Additionally, the Library 2020 Plan was shared with the campus administration, and the Library’s Undergraduate, Graduate, and Faculty Advisory Boards, which serve as sounding boards for the Library. Lastly, numerous “behind-the-scenes” tours were conducted over the past six years.

Over the past decade, we’ve seen a precipitous decline in Library print book checkouts, while visits to the physical facility and use of the electronic collection have risen substantially.

By merging our collection with Emory’s and relocating a substantial portion of our print collection to the Library Service Center, the Library is able to utilize our spaces for the services and collections required by the teaching, learning, and research of the future.

Renewal Story

User Research with Brightspot Strategy

In order to create a 21st century technological library, the Dorothy M. Crosland Tower and Price Gilbert Library are undergoing a major transformation to renew their crumbling and antiquated infrastructure. The Library is one of the most heavily utilized buildings on campus, and yet it currently operates with outdated electrical, HVAC, and other mechanical systems. Over the past years, faculty, students, Library administration, staff, and campus administration have campaigned to raise awareness about these critical infrastructure issues.

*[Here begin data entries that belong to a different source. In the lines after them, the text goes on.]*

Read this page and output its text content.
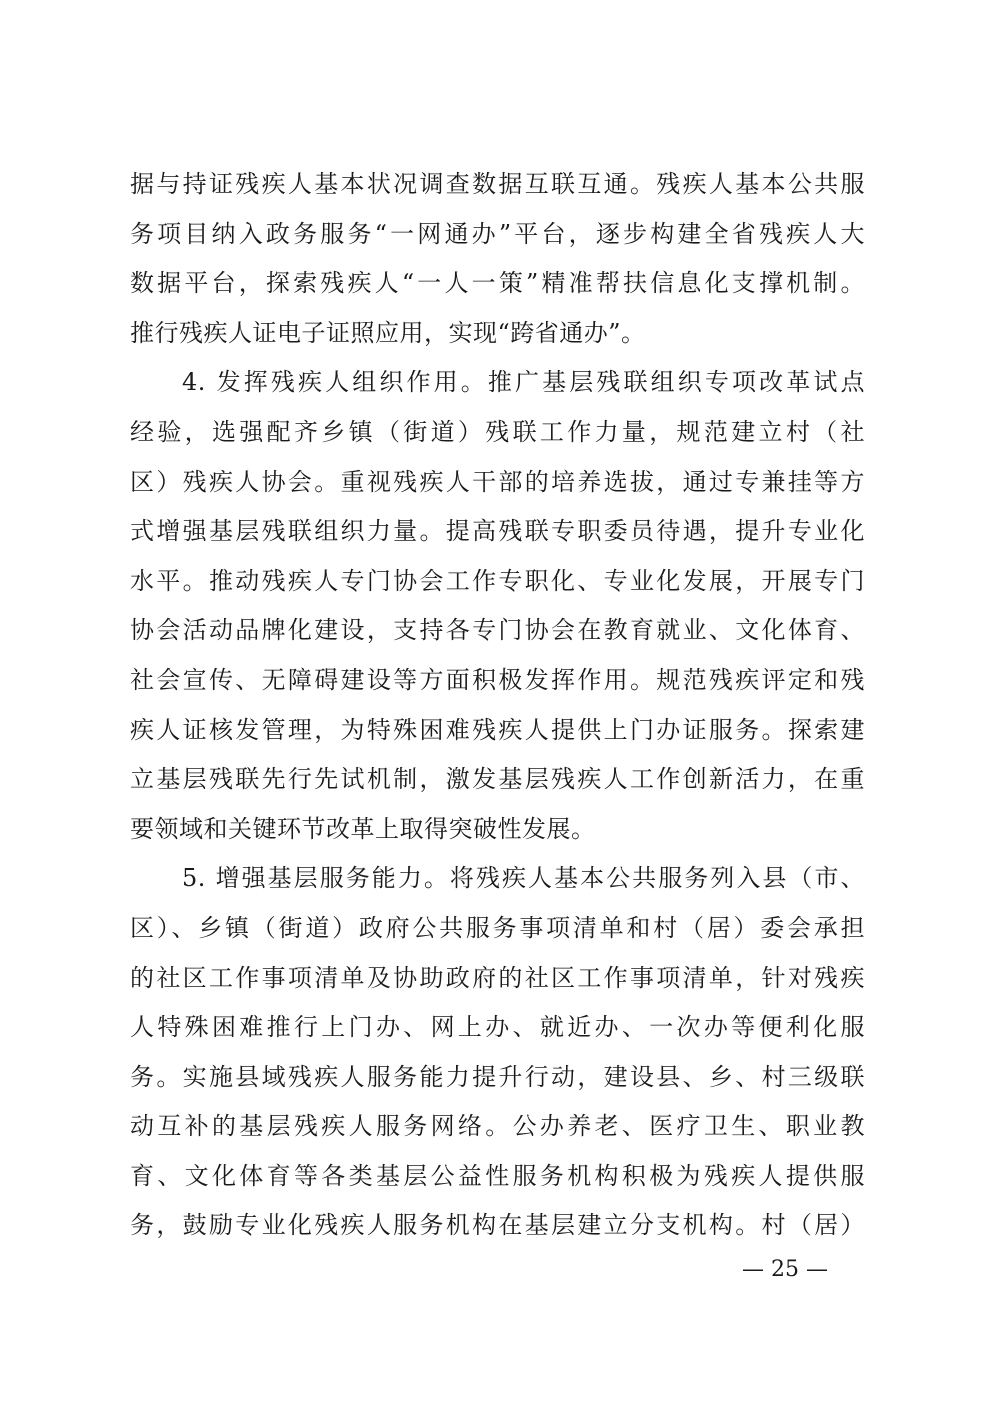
据与持证残疾人基本状况调查数据互联互通。残疾人基本公共服
务项目纳入政务服务“一网通办”平台，逐步构建全省残疾人大
数据平台，探索残疾人“一人一策”精准帮扶信息化支撑机制。
推行残疾人证电子证照应用，实现“跨省通办”。
4. 发挥残疾人组织作用。推广基层残联组织专项改革试点
经验，选强配齐乡镇（街道）残联工作力量，规范建立村（社
区）残疾人协会。重视残疾人干部的培养选拔，通过专兼挂等方
式增强基层残联组织力量。提高残联专职委员待遇，提升专业化
水平。推动残疾人专门协会工作专职化、专业化发展，开展专门
协会活动品牌化建设，支持各专门协会在教育就业、文化体育、
社会宣传、无障碍建设等方面积极发挥作用。规范残疾评定和残
疾人证核发管理，为特殊困难残疾人提供上门办证服务。探索建
立基层残联先行先试机制，激发基层残疾人工作创新活力，在重
要领域和关键环节改革上取得突破性发展。
5. 增强基层服务能力。将残疾人基本公共服务列入县（市、
区）、乡镇（街道）政府公共服务事项清单和村（居）委会承担
的社区工作事项清单及协助政府的社区工作事项清单，针对残疾
人特殊困难推行上门办、网上办、就近办、一次办等便利化服
务。实施县域残疾人服务能力提升行动，建设县、乡、村三级联
动互补的基层残疾人服务网络。公办养老、医疗卫生、职业教
育、文化体育等各类基层公益性服务机构积极为残疾人提供服
务，鼓励专业化残疾人服务机构在基层建立分支机构。村（居）
— 25 —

The Library partnered with Brightspot Strategy, a user-centered design consultancy, to assist with the user research process and develop a shared vision to inform the architectural design and programming of the renewed Library. At a high level, the objective of the User Research Study was to understand the research, teaching, and learning needs of various groups on campus and identify space and service opportunities to support those needs. Review the following documents to learn more:

Visioning the Future

The Library’s services demand both lively, collaborative spaces and quiet, contemplative spaces, designed with Georgia Tech’s thinkers in mind — spaces fashioned specifically for faculty, spaces geared to graduate students, spaces customized for undergraduate scholarship.

The Library needs flexible and open room for over 500 annual library-related learning and instruction sessions. And the intricate and frequently invisible work that goes on behind the scenes within the Library to enable complex and vital services requires substantial physical space to further Georgia Tech’s top-tier technical reputation.

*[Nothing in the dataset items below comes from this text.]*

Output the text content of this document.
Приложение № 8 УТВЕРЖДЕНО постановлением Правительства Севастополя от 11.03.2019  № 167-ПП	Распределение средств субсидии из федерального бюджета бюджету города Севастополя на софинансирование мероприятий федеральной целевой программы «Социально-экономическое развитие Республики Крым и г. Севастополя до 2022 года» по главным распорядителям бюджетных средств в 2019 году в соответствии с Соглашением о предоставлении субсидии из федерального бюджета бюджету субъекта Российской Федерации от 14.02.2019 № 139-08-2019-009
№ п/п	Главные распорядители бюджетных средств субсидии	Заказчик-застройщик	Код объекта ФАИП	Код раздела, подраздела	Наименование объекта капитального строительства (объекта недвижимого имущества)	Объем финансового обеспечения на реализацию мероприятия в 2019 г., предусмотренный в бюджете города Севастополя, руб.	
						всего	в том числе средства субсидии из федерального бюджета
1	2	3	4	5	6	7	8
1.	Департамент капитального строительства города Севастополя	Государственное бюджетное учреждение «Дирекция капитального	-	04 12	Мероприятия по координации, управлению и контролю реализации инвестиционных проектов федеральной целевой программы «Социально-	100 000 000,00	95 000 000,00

Following are archival photographs of Price Gilbert and Crosland spaces juxtaposed against the renderings for the renewed Library. On each photograph you will see how the Research Library of the 21st Century is a space for people, built to accommodate the rich and vibrant future of scholarship at Georgia Tech.

It projects outward, inviting and connecting scholars in new and exciting ways, blending the physical and the digital.

The envelopes of the buildings will be rehabilitated and opened up to daylight wherever possible. The core elements will be upgraded to meet contemporary codes and will provide room for future expansions or modifications. 

The systems that heat, cool, move water, and light the buildings will be entirely new and very efficient. Taken together, these strategies will drive energy use dramatically downward even as the user population doubles, so that the energy use intensity per person reduces by a factor of almost five.

With circulation of physical library materials trending downward, knowledge is now recorded, stored, and disseminated by digital means.

The digital cloud of shared knowledge is overwhelmingly vast. The Library of the 21st Century is a place to make sense of it all.

There remains a human desire for the Library to be a physical, tactile, and serendipitous experience that inspires awe. The future Library will do this by taking these digital, invisible resources and manifesting their presence through means that are sometimes pragmatic (as in virtual browsing) and sometimes artistic (as in an abstract installation).

- Courtesy BNIM



The story of the Georgia Tech Library renewal isn’t just about transforming space. It’s about how we’re able to bring cutting-edge learning experiences to students sustainably.

Through the renewal, Georgia Tech will increase seating capacity in the library 100 percent while decreasing overall energy use by 60 percent.